His abstract “surgery of revascularization of acute heart muscle damage” was printed in a 1974 supplement to circulation. However, the audience of doctors reacted negatively to new discoveries that should improve scientific errors dominating in research and hindering clinical treatment. Everhart was called a fool. He presented the annual summaries of the National American Kardiology Meetings. None of them have been accepted. Everhart left Spokane at the end of 1977.

Berg focused on his presentation at the annual American Association for Netracic Surgery meeting in April 1975 on reducing the mortality of a heart attack achieved during the circumventive operation. Dr. Eldred Mundth from Boston, concerned about the extension of Infarct, warned against the approach of the Spokane.

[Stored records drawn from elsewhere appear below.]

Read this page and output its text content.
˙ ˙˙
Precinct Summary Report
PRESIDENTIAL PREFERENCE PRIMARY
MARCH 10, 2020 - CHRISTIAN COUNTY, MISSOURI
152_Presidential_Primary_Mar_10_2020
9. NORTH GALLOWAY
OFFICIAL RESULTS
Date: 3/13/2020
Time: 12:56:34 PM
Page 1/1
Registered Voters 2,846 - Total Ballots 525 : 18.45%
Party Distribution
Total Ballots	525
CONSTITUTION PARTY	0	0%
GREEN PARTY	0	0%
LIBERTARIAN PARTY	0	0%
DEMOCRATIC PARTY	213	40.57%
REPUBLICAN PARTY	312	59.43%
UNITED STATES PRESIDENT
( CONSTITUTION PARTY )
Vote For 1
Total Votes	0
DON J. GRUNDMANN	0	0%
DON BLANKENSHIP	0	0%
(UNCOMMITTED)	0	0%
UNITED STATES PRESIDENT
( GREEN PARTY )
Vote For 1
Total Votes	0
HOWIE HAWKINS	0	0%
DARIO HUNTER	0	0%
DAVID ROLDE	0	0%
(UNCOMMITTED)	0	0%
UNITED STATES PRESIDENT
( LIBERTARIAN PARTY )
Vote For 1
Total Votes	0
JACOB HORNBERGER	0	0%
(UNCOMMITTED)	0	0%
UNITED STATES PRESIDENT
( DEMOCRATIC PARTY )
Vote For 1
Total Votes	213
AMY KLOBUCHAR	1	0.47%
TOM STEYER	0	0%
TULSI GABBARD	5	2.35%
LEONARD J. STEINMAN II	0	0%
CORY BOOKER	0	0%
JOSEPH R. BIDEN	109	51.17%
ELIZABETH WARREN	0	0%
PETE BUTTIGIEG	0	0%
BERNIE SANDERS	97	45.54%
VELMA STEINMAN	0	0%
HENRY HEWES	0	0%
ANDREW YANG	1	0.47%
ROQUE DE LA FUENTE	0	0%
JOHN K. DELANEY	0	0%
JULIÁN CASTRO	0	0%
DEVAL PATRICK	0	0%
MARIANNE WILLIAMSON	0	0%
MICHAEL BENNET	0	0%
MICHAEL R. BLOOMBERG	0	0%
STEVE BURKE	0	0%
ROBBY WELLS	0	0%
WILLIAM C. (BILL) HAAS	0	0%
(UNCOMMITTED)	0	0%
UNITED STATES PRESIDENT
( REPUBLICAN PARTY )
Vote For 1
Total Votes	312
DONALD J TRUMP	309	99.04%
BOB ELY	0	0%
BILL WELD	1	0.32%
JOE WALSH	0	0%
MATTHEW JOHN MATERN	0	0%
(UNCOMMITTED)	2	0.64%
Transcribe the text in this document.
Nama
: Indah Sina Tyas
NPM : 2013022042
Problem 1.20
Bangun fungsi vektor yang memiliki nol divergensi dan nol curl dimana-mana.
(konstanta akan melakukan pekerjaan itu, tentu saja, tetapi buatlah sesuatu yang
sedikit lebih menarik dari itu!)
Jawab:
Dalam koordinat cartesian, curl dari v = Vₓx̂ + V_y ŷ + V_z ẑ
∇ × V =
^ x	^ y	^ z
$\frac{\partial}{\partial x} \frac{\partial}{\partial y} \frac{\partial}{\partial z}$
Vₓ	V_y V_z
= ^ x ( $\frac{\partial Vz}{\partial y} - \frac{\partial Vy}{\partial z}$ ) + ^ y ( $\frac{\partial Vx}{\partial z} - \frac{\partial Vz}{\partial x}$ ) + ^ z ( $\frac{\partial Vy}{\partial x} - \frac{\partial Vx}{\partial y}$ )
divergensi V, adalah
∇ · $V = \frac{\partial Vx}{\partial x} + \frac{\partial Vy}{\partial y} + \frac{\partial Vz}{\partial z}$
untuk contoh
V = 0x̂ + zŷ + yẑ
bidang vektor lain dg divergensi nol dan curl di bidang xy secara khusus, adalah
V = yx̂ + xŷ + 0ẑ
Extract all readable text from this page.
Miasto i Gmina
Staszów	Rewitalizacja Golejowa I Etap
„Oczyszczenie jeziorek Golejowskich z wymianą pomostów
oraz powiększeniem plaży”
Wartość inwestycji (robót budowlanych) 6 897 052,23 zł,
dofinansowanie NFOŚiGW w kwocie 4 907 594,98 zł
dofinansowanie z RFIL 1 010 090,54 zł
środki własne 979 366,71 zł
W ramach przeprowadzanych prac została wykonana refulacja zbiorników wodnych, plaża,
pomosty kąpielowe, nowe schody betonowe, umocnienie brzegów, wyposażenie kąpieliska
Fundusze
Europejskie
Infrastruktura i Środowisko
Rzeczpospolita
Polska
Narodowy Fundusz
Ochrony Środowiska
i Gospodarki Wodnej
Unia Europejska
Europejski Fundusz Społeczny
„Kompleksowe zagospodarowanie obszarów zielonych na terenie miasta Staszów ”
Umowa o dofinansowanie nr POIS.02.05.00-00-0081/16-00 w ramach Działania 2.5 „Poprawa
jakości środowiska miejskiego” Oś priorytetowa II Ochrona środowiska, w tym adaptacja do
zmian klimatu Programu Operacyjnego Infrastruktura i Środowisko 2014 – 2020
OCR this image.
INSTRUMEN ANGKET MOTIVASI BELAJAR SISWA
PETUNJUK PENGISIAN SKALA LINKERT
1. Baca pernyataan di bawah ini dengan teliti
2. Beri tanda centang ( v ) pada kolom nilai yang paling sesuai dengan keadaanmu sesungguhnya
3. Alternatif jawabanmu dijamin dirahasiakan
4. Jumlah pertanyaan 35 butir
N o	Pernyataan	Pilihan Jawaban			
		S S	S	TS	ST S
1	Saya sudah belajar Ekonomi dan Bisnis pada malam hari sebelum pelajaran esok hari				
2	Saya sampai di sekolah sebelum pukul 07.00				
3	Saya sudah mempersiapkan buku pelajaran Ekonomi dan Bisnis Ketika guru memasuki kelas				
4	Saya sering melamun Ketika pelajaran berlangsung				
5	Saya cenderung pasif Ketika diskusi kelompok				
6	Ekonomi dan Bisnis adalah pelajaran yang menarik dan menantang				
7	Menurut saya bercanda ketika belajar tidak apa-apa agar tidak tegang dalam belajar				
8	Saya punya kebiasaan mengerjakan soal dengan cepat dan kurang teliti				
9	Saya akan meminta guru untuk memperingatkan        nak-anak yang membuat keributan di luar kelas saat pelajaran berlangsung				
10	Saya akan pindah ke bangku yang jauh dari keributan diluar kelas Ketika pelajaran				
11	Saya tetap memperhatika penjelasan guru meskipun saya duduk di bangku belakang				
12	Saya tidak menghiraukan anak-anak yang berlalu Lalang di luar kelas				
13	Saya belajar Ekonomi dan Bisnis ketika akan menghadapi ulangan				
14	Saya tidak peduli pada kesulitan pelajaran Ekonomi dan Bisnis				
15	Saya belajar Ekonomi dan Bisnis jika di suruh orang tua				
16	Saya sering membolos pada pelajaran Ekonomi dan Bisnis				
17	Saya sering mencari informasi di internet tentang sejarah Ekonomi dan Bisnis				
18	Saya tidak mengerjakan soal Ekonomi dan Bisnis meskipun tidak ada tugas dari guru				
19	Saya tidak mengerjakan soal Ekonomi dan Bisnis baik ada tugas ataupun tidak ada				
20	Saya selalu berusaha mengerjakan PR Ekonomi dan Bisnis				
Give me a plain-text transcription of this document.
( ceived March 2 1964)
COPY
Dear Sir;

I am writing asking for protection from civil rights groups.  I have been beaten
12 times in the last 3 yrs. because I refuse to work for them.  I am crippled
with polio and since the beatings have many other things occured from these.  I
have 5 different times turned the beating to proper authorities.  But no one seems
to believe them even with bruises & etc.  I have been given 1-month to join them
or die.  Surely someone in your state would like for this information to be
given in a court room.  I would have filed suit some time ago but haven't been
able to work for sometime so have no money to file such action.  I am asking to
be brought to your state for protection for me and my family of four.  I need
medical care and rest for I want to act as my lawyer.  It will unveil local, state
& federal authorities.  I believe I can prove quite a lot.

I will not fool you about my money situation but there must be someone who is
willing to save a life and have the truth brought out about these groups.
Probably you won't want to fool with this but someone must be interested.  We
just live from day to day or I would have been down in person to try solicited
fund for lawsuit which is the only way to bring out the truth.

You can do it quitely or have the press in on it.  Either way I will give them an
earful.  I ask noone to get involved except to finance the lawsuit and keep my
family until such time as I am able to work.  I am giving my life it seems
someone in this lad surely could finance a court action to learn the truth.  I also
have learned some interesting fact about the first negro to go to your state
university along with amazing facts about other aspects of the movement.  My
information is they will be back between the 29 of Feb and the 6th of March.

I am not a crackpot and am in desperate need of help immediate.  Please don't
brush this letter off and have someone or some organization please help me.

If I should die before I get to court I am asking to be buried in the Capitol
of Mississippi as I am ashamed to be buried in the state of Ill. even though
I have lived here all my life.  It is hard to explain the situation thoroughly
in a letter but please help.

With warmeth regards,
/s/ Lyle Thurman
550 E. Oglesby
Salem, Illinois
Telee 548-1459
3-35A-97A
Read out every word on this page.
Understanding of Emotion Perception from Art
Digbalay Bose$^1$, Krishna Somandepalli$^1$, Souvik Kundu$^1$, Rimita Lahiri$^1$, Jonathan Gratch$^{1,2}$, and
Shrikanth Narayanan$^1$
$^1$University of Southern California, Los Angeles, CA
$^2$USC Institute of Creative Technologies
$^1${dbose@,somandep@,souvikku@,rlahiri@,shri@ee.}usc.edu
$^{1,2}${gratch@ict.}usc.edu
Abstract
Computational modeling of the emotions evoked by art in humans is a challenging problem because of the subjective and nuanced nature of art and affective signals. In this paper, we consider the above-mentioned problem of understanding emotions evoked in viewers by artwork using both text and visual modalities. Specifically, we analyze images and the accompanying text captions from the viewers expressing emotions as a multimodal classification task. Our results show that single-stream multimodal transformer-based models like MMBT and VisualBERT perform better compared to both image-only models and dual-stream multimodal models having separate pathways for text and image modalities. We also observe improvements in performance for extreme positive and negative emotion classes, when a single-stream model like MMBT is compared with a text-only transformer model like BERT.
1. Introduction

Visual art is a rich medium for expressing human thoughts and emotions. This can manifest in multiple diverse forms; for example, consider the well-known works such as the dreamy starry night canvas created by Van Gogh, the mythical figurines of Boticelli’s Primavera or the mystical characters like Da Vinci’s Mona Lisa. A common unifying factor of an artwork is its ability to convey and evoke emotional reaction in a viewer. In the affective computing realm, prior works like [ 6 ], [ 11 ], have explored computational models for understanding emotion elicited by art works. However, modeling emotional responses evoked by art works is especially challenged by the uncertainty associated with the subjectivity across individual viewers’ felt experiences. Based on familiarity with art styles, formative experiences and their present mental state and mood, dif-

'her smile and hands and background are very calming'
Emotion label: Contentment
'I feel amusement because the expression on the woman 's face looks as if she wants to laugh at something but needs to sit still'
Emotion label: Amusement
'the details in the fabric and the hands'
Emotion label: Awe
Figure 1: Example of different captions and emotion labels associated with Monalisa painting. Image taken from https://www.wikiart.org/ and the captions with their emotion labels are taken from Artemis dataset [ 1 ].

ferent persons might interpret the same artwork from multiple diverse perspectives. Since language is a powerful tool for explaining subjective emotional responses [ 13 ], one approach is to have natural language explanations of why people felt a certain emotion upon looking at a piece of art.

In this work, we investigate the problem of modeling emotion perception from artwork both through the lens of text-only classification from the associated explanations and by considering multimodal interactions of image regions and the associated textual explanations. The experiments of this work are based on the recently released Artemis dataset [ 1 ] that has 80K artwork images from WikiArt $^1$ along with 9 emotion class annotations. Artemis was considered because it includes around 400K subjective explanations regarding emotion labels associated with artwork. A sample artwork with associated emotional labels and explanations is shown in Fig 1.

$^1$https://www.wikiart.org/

However, Berg’s presentation, published as an article, created international interest. The Dr. Phillips group in des Moines in Iowa repeated the results of the mortality of the group Spokane in 75 patients. Their circulatory article from 1979 confirmed the high dissemination of the total obstruction of the infarction of the infarction and reported intraoperative intake in almost all cases. Accompanying the editorial article of this article, however, neglected important angiographic findings and screech search.

This suggests that low mortality was caused by the selection of low risk patients, although 16 of them could not maintain normal blood pressure before surgery! The perseverance of the errors of blinding cardiologists to the installation of scientific evidence was unusual, Piotr back notes.